How The Mighty Fall: A Blade Runner Retrospective

Though not a financial success, Blade Runner has become a major sci-fi cult classic. Released in 1982 the film's plot takes place in a dystopian future Los Angeles.  For the early eighties, the visuals were stunning and in my humble opinion are still quite amazing even by today's standards.  The city is dark, crowded and polluted with a mixture of both decaying old buildings and new modern architectural behemoths.  Featured on the sides of these buildings, as well as on the streets, are advertisements for various mega-corporations such as Atari, Pan Am, Coca-Cola, Polaroid, Cuisinart, Hilton, RCA, Toshiba, etc.

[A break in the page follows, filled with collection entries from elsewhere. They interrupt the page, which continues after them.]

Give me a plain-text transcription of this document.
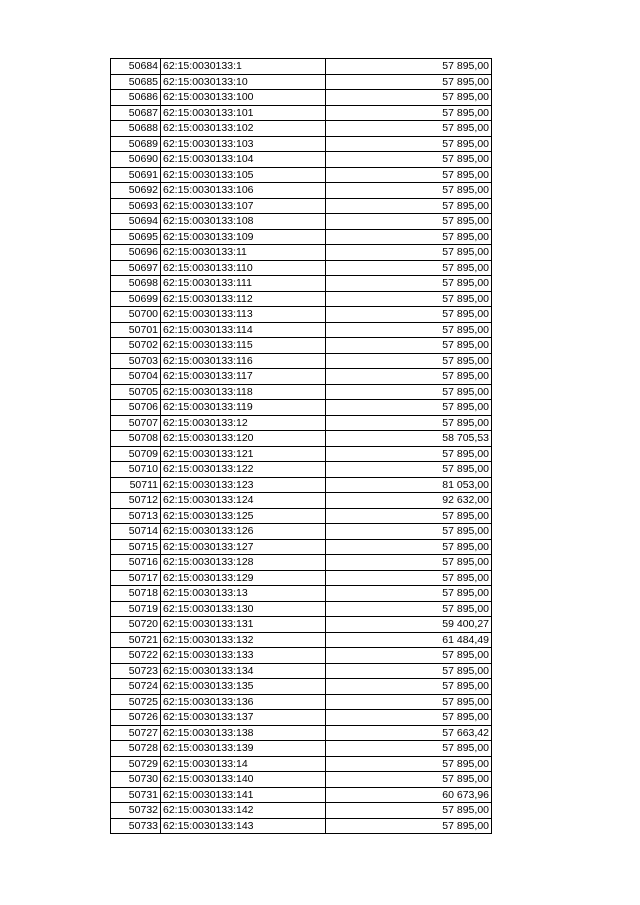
50684	62:15:0030133:1	57 895,00
50685	62:15:0030133:10	57 895,00
50686	62:15:0030133:100	57 895,00
50687	62:15:0030133:101	57 895,00
50688	62:15:0030133:102	57 895,00
50689	62:15:0030133:103	57 895,00
50690	62:15:0030133:104	57 895,00
50691	62:15:0030133:105	57 895,00
50692	62:15:0030133:106	57 895,00
50693	62:15:0030133:107	57 895,00
50694	62:15:0030133:108	57 895,00
50695	62:15:0030133:109	57 895,00
50696	62:15:0030133:11	57 895,00
50697	62:15:0030133:110	57 895,00
50698	62:15:0030133:111	57 895,00
50699	62:15:0030133:112	57 895,00
50700	62:15:0030133:113	57 895,00
50701	62:15:0030133:114	57 895,00
50702	62:15:0030133:115	57 895,00
50703	62:15:0030133:116	57 895,00
50704	62:15:0030133:117	57 895,00
50705	62:15:0030133:118	57 895,00
50706	62:15:0030133:119	57 895,00
50707	62:15:0030133:12	57 895,00
50708	62:15:0030133:120	58 705,53
50709	62:15:0030133:121	57 895,00
50710	62:15:0030133:122	57 895,00
50711	62:15:0030133:123	81 053,00
50712	62:15:0030133:124	92 632,00
50713	62:15:0030133:125	57 895,00
50714	62:15:0030133:126	57 895,00
50715	62:15:0030133:127	57 895,00
50716	62:15:0030133:128	57 895,00
50717	62:15:0030133:129	57 895,00
50718	62:15:0030133:13	57 895,00
50719	62:15:0030133:130	57 895,00
50720	62:15:0030133:131	59 400,27
50721	62:15:0030133:132	61 484,49
50722	62:15:0030133:133	57 895,00
50723	62:15:0030133:134	57 895,00
50724	62:15:0030133:135	57 895,00
50725	62:15:0030133:136	57 895,00
50726	62:15:0030133:137	57 895,00
50727	62:15:0030133:138	57 663,42
50728	62:15:0030133:139	57 895,00
50729	62:15:0030133:14	57 895,00
50730	62:15:0030133:140	57 895,00
50731	62:15:0030133:141	60 673,96
50732	62:15:0030133:142	57 895,00
50733	62:15:0030133:143	57 895,00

At the time the movie was released, these were all major corporations and it would have been easy to envision there continued success well into the future.  But unfortunately for most, the real world was not as kind to many of the companies as their fictional futures presented in the movie.  Pan Am, which was the largest international air carrier in the United States when Blade Runner was released, declared bankruptcy in 1991.  In the late 70's and early 80's, Atari was king of  home video gaming consoles.  Yet by the early 90's it had suffered a number of huge loss years and was repeatedly bought and sold.  Now it really only lives on in memory.  Such fates also fell upon Polaroid, Cuisinart and RCA. When I think of today's top companies, names like Walmart, Apple, Starbucks and Google come to mind. Though they now seem like unstoppable titans, I wonder how many of them will be gone twenty or thirty years from now as competitive pressure forces them out in order to make way for the new kids on the block?